No extra capital for Clydesdale

Ian Rogers
Banks in Britain are topping up their capital, and in the case of four of the country's largest banks, spectacularly so.

One odd bank out in this process is NAB's subsidiary Clydesdale Bank.

The Financial Services Authority has established higher tier one capital ratios for most banks in Britain and subjected banks to much more severe stress testing designed to model the impact of a very severe recession.

Most of the commentary on the recapitalisation of British banks focuses on the four clearing banks in need of capital.

Three of those banks - RBS, Lloyds TSB and HBOS - will collectively collect £37 billion capital from the government in ordinary and preference shares.

Barclays Bank will raise £6 billion in new capital without government aid, or will at least seek to do so.

HSBC Holdings will tip another £750 million into HSBC Bank Plc, its domestic banking business in Britain.

Spain's Santander yesterday said it would invest an additional £1 billion in its British banking subsidiaries (Abbey National, Alliance & Leicester and Bradford & Bingley) and said it would not seek any capital from Britain's government.

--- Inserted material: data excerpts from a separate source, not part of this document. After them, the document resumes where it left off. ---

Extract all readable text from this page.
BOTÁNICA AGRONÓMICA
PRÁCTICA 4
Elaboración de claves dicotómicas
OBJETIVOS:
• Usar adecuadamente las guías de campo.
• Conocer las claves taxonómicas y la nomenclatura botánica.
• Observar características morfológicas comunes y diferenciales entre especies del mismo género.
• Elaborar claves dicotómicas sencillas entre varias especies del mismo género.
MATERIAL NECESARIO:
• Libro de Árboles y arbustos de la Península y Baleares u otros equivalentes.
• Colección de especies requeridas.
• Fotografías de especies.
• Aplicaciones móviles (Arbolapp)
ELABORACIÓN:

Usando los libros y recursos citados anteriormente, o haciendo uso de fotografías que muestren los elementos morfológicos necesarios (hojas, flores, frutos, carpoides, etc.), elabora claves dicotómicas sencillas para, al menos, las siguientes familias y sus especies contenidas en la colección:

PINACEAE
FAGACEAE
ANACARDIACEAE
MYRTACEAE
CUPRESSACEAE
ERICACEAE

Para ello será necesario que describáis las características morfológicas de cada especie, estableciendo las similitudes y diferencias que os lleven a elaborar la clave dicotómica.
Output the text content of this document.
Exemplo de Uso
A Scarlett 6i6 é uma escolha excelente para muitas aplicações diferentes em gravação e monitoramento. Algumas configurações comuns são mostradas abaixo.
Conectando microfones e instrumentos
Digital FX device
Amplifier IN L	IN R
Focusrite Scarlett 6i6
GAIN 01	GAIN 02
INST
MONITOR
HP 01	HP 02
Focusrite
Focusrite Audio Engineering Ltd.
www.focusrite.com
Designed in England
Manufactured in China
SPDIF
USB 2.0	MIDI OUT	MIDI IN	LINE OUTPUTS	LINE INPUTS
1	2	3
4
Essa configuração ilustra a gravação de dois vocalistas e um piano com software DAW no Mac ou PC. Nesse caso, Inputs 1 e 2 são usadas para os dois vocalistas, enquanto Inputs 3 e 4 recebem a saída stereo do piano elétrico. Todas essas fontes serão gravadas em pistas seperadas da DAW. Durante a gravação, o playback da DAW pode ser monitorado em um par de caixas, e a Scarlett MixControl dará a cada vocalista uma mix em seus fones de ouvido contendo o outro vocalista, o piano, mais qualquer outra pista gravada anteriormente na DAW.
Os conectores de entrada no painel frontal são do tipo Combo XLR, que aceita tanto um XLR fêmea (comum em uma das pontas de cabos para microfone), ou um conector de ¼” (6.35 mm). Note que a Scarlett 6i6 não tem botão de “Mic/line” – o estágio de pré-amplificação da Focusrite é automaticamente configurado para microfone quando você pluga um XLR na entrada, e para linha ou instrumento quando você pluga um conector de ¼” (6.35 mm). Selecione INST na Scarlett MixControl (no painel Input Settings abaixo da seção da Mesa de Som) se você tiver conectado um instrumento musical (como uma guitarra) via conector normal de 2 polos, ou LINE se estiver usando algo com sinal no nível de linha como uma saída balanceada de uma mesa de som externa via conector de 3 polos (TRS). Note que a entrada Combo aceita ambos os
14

Standard Chartered has said it has plenty of capital and meets the revised tests for bank capital in Britain.

One bank that has not commented on its capital plans is NAB'sClydesdale.

The half-year accounts for Clydesdale show the bank had a tier one capital ratio of 7.5 per cent at March 2008, down 60 basis points over 12 months.

Santander, which operates the most similar banking business to that of NAB in Britain, is aiming for a tier one capital ratio of more than nine per cent.